A pesar de su corta edad, mi hija era increíblemente fuerte y madura. Supo enfrentar la situación con valentía, como yo siempre le había enseñado. Me pidió que no la dejara sola en ningún momento, y yo se lo prometí con decisión. De repente, su rostro se iluminó. Señaló la ventana, y me miró. Me di la vuelta lentamente sin soltar su mano, y sonreí yo también. Una luz radiante acarició nuestros rostros. Cuando Elena era muy pequeña y la llevaba al parque, siempre le decía que su padre estaba dentro del sol y nos protegía. Los días de nublado, ella sabía que no la había abandonado, sólo que las nubes ocultaban al astro del día, pero estaba ahí.


Los meses siguientes transcurrieron entre pruebas médicas y noches en vela. El doctor Fernández se convirtió en un gran apoyo para mí. Durante las guardias nocturnas, acudía a la habitación y me ofrecía unas palabras de consuelo. Decía que mi hija parecía una niña muy especial. Yo notaba que las dos le atraíamos increíblemente, pero no lograba adivinar por qué.
Surgieron donantes en Valencia, Barcelona, Oviedo, San Sebastián, Sevilla… pero ninguno compatible con Elena. La desesperación comenzaba a apoderarse de mí con fuerza, pues no sabía qué hacer. Mi hija se mostraba más serena y optimista que yo. Una tarde, llevaba varios meses confinada en el hospital cuidando de la niña mañana, tarde y noche, fui al parque que solía visitar con Luis. Necesitaba pensar y alejarme de ese lugar por unas horas. Estaba atardeciendo, pero el sol aún se prendía de los columpios y los bancos de madera en un último intento por aferrarse a las horas del día. Anduve lentamente por el césped, y tras dar varias vueltas, me senté en un banco. Saqué la foto de los tres que llevaba en a cartera y se me saltaron las lágrimas. Al sacar un pañuelo del bolso me encontré con el que el doctor me había prestado el día que ingresaron a Elena. Con tantas ocupaciones como había tenido últimamente con mi hija, se me había olvidado devolvérselo.  Lo sostuve entre mis manos durante unos instantes, concentrándome en su bordado. A.F., pero seguía sin recordar. Sumida en mis pensamientos, me apoyé sobre el respaldo del banco y suspiré. En ese momento, apareció él. Me resultó extraño verle vestido de calle, sin su habitual bata blanca, pero ahí estaba, frente a mí, ofreciéndome su mejor sonrisa, como siempre.
Él se sentó, y posó su mano derecha sobre mi hombro. Sabía que había estado llorando. Mis ojos, aunque de un atractivo verde cristalino, estaban completamente enrojecidos. El doctor se dio cuenta de que su pañuelo estaba entre mis manos. Al ir a devolvérselo, me dijo que me lo quedara. Sonreí levemente y asentí en forma de agradecimiento. Bajé la mirada mientras él me miraba. Pasamos mucho rato en silencio.

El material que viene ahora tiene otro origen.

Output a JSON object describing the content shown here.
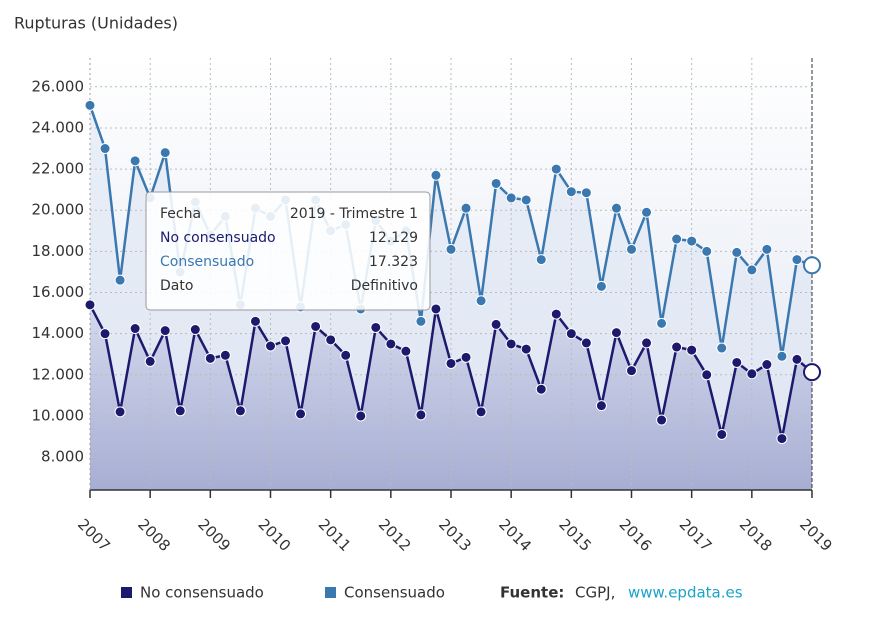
{
  "chart_data": {
    "type": "line",
    "y_axis_title": "Rupturas (Unidades)",
    "categories": [
      "2007",
      null,
      null,
      null,
      "2008",
      null,
      null,
      null,
      "2009",
      null,
      null,
      null,
      "2010",
      null,
      null,
      null,
      "2011",
      null,
      null,
      null,
      "2012",
      null,
      null,
      null,
      "2013",
      null,
      null,
      null,
      "2014",
      null,
      null,
      null,
      "2015",
      null,
      null,
      null,
      "2016",
      null,
      null,
      null,
      "2017",
      null,
      null,
      null,
      "2018",
      null,
      null,
      null,
      "2019"
    ],
    "series": [
      {
        "name": "No consensuado",
        "color": "#1d1a6e",
        "values": [
          15400,
          14000,
          10200,
          14250,
          12650,
          14150,
          10250,
          14200,
          12800,
          12950,
          10250,
          14600,
          13400,
          13650,
          10100,
          14350,
          13700,
          12950,
          10000,
          14300,
          13500,
          13150,
          10050,
          15200,
          12550,
          12850,
          10200,
          14450,
          13500,
          13250,
          11300,
          14950,
          14000,
          13550,
          10500,
          14050,
          12200,
          13550,
          9800,
          13350,
          13200,
          12000,
          9100,
          12600,
          12050,
          12500,
          8900,
          12750,
          12129
        ]
      },
      {
        "name": "Consensuado",
        "color": "#3b78b0",
        "values": [
          25100,
          23000,
          16600,
          22400,
          20600,
          22800,
          17000,
          20400,
          18800,
          19700,
          15400,
          20100,
          19700,
          20500,
          15300,
          20500,
          19000,
          19300,
          15200,
          19500,
          18500,
          19000,
          14600,
          21700,
          18100,
          20100,
          15600,
          21300,
          20600,
          20500,
          17600,
          22000,
          20900,
          20850,
          16300,
          20100,
          18100,
          19900,
          14500,
          18600,
          18500,
          18000,
          13300,
          17950,
          17100,
          18100,
          12900,
          17600,
          17323
        ]
      }
    ],
    "ylim": [
      6400,
      27400
    ],
    "yticks": [
      {
        "value": 8000,
        "label": "8.000"
      },
      {
        "value": 10000,
        "label": "10.000"
      },
      {
        "value": 12000,
        "label": "12.000"
      },
      {
        "value": 14000,
        "label": "14.000"
      },
      {
        "value": 16000,
        "label": "16.000"
      },
      {
        "value": 18000,
        "label": "18.000"
      },
      {
        "value": 20000,
        "label": "20.000"
      },
      {
        "value": 22000,
        "label": "22.000"
      },
      {
        "value": 24000,
        "label": "24.000"
      },
      {
        "value": 26000,
        "label": "26.000"
      }
    ],
    "grid": true,
    "tooltip": [
      [
        "Fecha",
        "2019 - Trimestre 1"
      ],
      [
        "No consensuado",
        "12.129"
      ],
      [
        "Consensuado",
        "17.323"
      ],
      [
        "Dato",
        "Definitivo"
      ]
    ],
    "source": {
      "label": "Fuente:",
      "text": "CGPJ,",
      "link": "www.epdata.es"
    }
  }
}
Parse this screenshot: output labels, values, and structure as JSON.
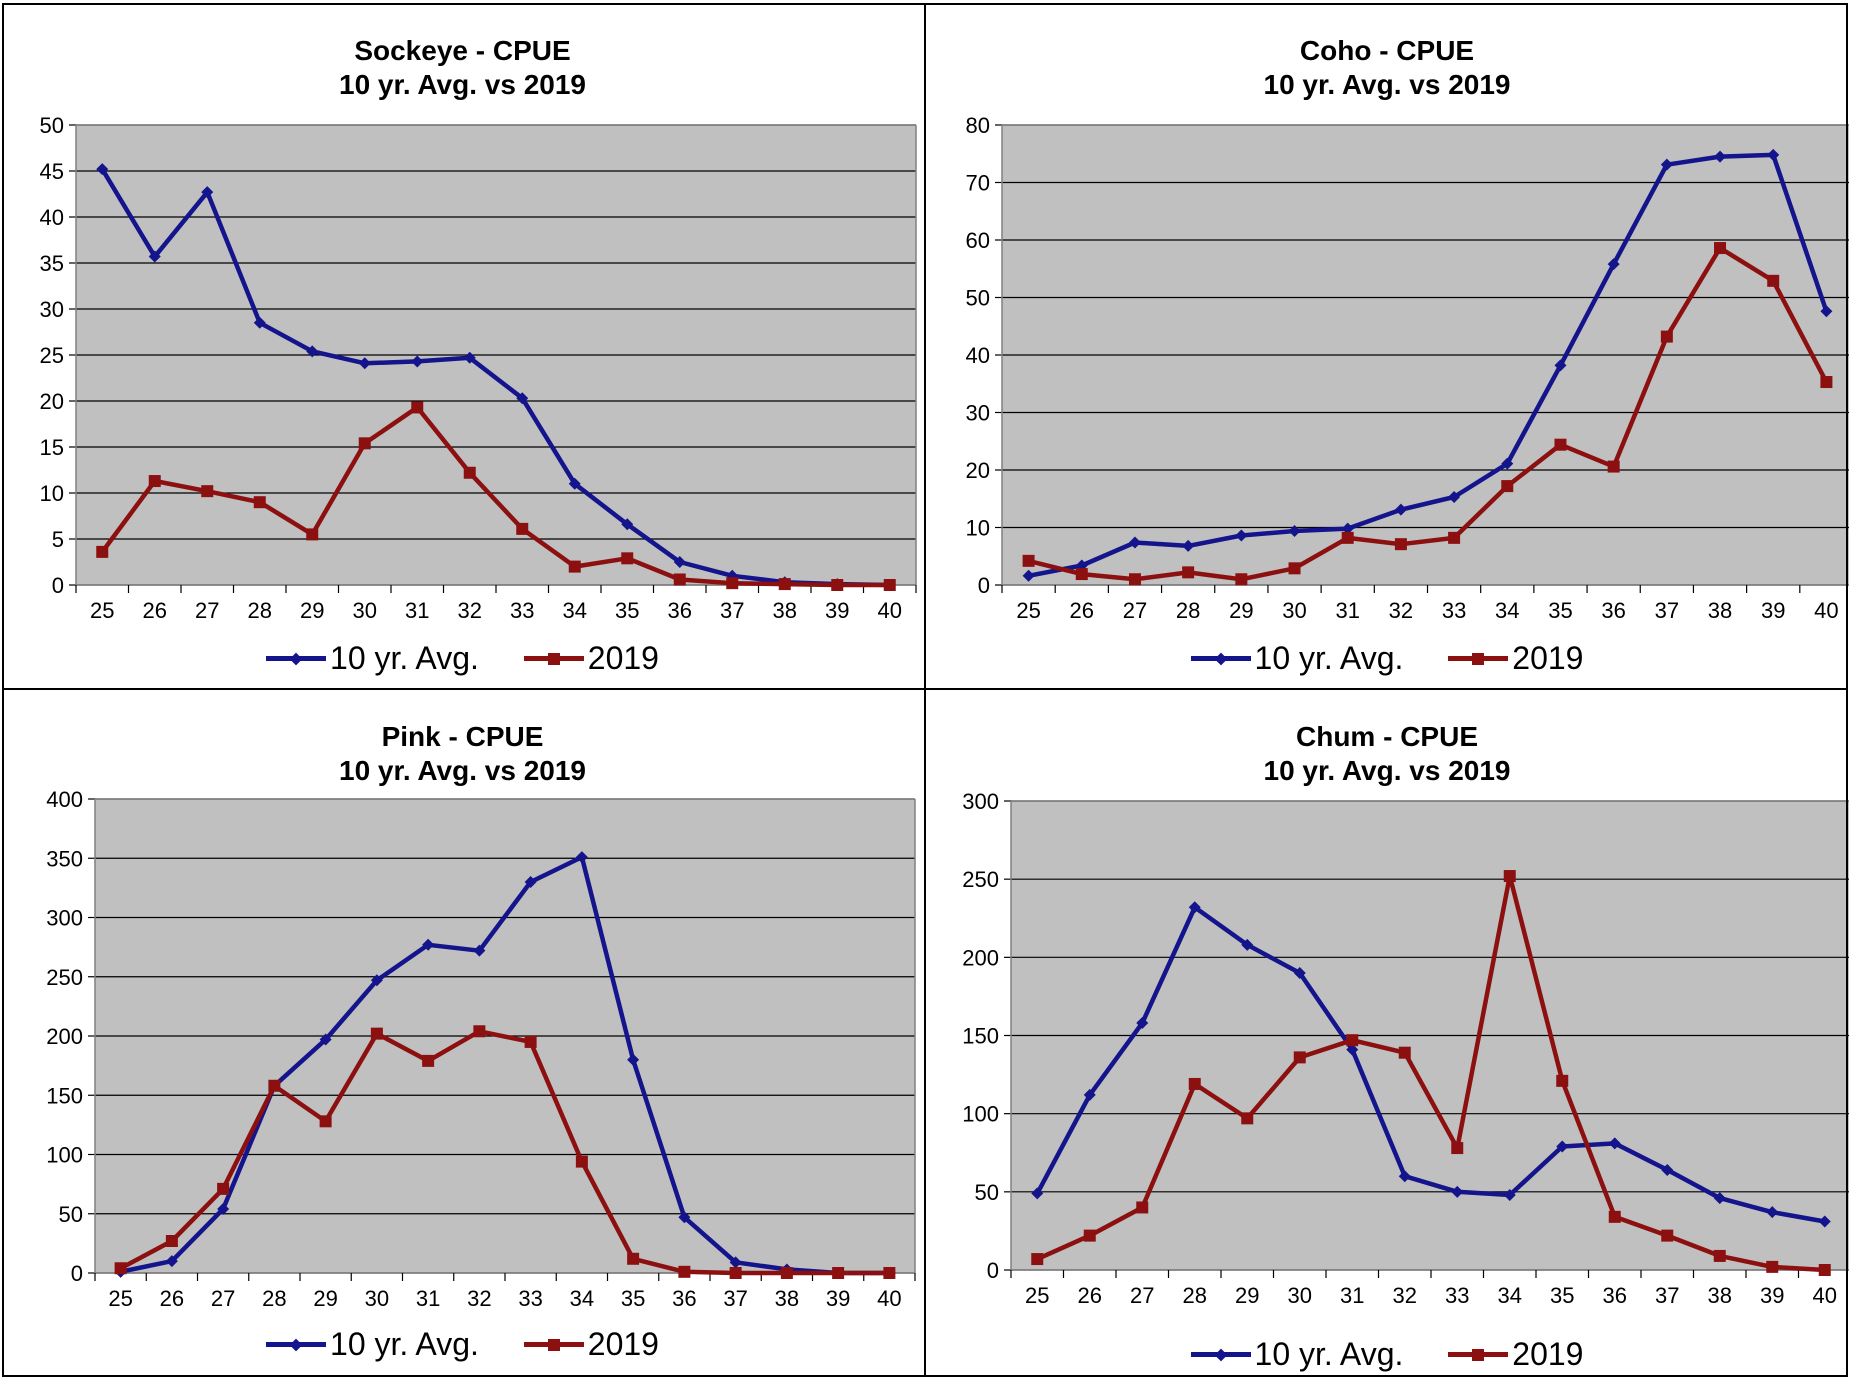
{
  "series_names": [
    "10 yr. Avg.",
    "2019"
  ],
  "colors": {
    "avg": "#14148c",
    "y2019": "#8c1010",
    "plot_bg": "#c0c0c0",
    "grid": "#000000"
  },
  "chart_data": [
    {
      "type": "line",
      "title": "Sockeye - CPUE",
      "subtitle": "10 yr. Avg. vs 2019",
      "categories": [
        "25",
        "26",
        "27",
        "28",
        "29",
        "30",
        "31",
        "32",
        "33",
        "34",
        "35",
        "36",
        "37",
        "38",
        "39",
        "40"
      ],
      "ylim": [
        0,
        50
      ],
      "yticks": [
        0,
        5,
        10,
        15,
        20,
        25,
        30,
        35,
        40,
        45,
        50
      ],
      "grid": true,
      "legend": "bottom",
      "series": [
        {
          "name": "10 yr. Avg.",
          "marker": "diamond",
          "values": [
            45.2,
            35.7,
            42.7,
            28.5,
            25.4,
            24.1,
            24.3,
            24.7,
            20.3,
            11.0,
            6.6,
            2.5,
            1.0,
            0.3,
            0.1,
            0.0
          ]
        },
        {
          "name": "2019",
          "marker": "square",
          "values": [
            3.6,
            11.3,
            10.2,
            9.0,
            5.5,
            15.4,
            19.3,
            12.2,
            6.1,
            2.0,
            2.9,
            0.6,
            0.2,
            0.1,
            0.0,
            0.0
          ]
        }
      ]
    },
    {
      "type": "line",
      "title": "Coho - CPUE",
      "subtitle": "10 yr. Avg. vs 2019",
      "categories": [
        "25",
        "26",
        "27",
        "28",
        "29",
        "30",
        "31",
        "32",
        "33",
        "34",
        "35",
        "36",
        "37",
        "38",
        "39",
        "40"
      ],
      "ylim": [
        0,
        80
      ],
      "yticks": [
        0,
        10,
        20,
        30,
        40,
        50,
        60,
        70,
        80
      ],
      "grid": true,
      "legend": "bottom",
      "series": [
        {
          "name": "10 yr. Avg.",
          "marker": "diamond",
          "values": [
            1.6,
            3.4,
            7.4,
            6.8,
            8.6,
            9.4,
            9.8,
            13.1,
            15.3,
            21.1,
            38.2,
            55.8,
            73.1,
            74.5,
            74.8,
            47.6
          ]
        },
        {
          "name": "2019",
          "marker": "square",
          "values": [
            4.2,
            1.9,
            1.0,
            2.2,
            1.0,
            2.9,
            8.2,
            7.1,
            8.2,
            17.2,
            24.4,
            20.6,
            43.2,
            58.6,
            52.9,
            35.3
          ]
        }
      ]
    },
    {
      "type": "line",
      "title": "Pink - CPUE",
      "subtitle": "10 yr. Avg. vs 2019",
      "categories": [
        "25",
        "26",
        "27",
        "28",
        "29",
        "30",
        "31",
        "32",
        "33",
        "34",
        "35",
        "36",
        "37",
        "38",
        "39",
        "40"
      ],
      "ylim": [
        0,
        400
      ],
      "yticks": [
        0,
        50,
        100,
        150,
        200,
        250,
        300,
        350,
        400
      ],
      "grid": true,
      "legend": "bottom",
      "series": [
        {
          "name": "10 yr. Avg.",
          "marker": "diamond",
          "values": [
            1,
            10,
            54,
            158,
            197,
            247,
            277,
            272,
            330,
            351,
            180,
            47,
            9,
            3,
            0,
            0
          ]
        },
        {
          "name": "2019",
          "marker": "square",
          "values": [
            4,
            27,
            71,
            158,
            128,
            202,
            179,
            204,
            195,
            94,
            12,
            1,
            0,
            0,
            0,
            0
          ]
        }
      ]
    },
    {
      "type": "line",
      "title": "Chum - CPUE",
      "subtitle": "10 yr. Avg. vs 2019",
      "categories": [
        "25",
        "26",
        "27",
        "28",
        "29",
        "30",
        "31",
        "32",
        "33",
        "34",
        "35",
        "36",
        "37",
        "38",
        "39",
        "40"
      ],
      "ylim": [
        0,
        300
      ],
      "yticks": [
        0,
        50,
        100,
        150,
        200,
        250,
        300
      ],
      "grid": true,
      "legend": "bottom",
      "series": [
        {
          "name": "10 yr. Avg.",
          "marker": "diamond",
          "values": [
            49,
            112,
            158,
            232,
            208,
            190,
            141,
            60,
            50,
            48,
            79,
            81,
            64,
            46,
            37,
            31
          ]
        },
        {
          "name": "2019",
          "marker": "square",
          "values": [
            7,
            22,
            40,
            119,
            97,
            136,
            147,
            139,
            78,
            252,
            121,
            34,
            22,
            9,
            2,
            0
          ]
        }
      ]
    }
  ]
}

—Nunca te he dicho mi nombre de pila. Tan sólo conoces mi apellido.
—Cierto. Supongo que nunca te lo he preguntado… ya sabes todo lo que ha pasado.
—Entonces… ¿para ti siempre seré el doctor Fernández?, centró su mirada en un punto a lo lejos.
—No, eres mucho más que eso. —Acaricié su mano. — Me has ayudado mucho durante todo este tiempo.
Me miró nuevamente, y sonrió. —Y tú a mí, más de lo que te imaginas- señaló.
—Me llamo Aitor. Aitor Fernández—continuó.

Aquellas palabras hicieron que me diera un vuelco el corazón. Una idea cruzó mi mente durante una fracción de segundo, pero no… no podía ser posible.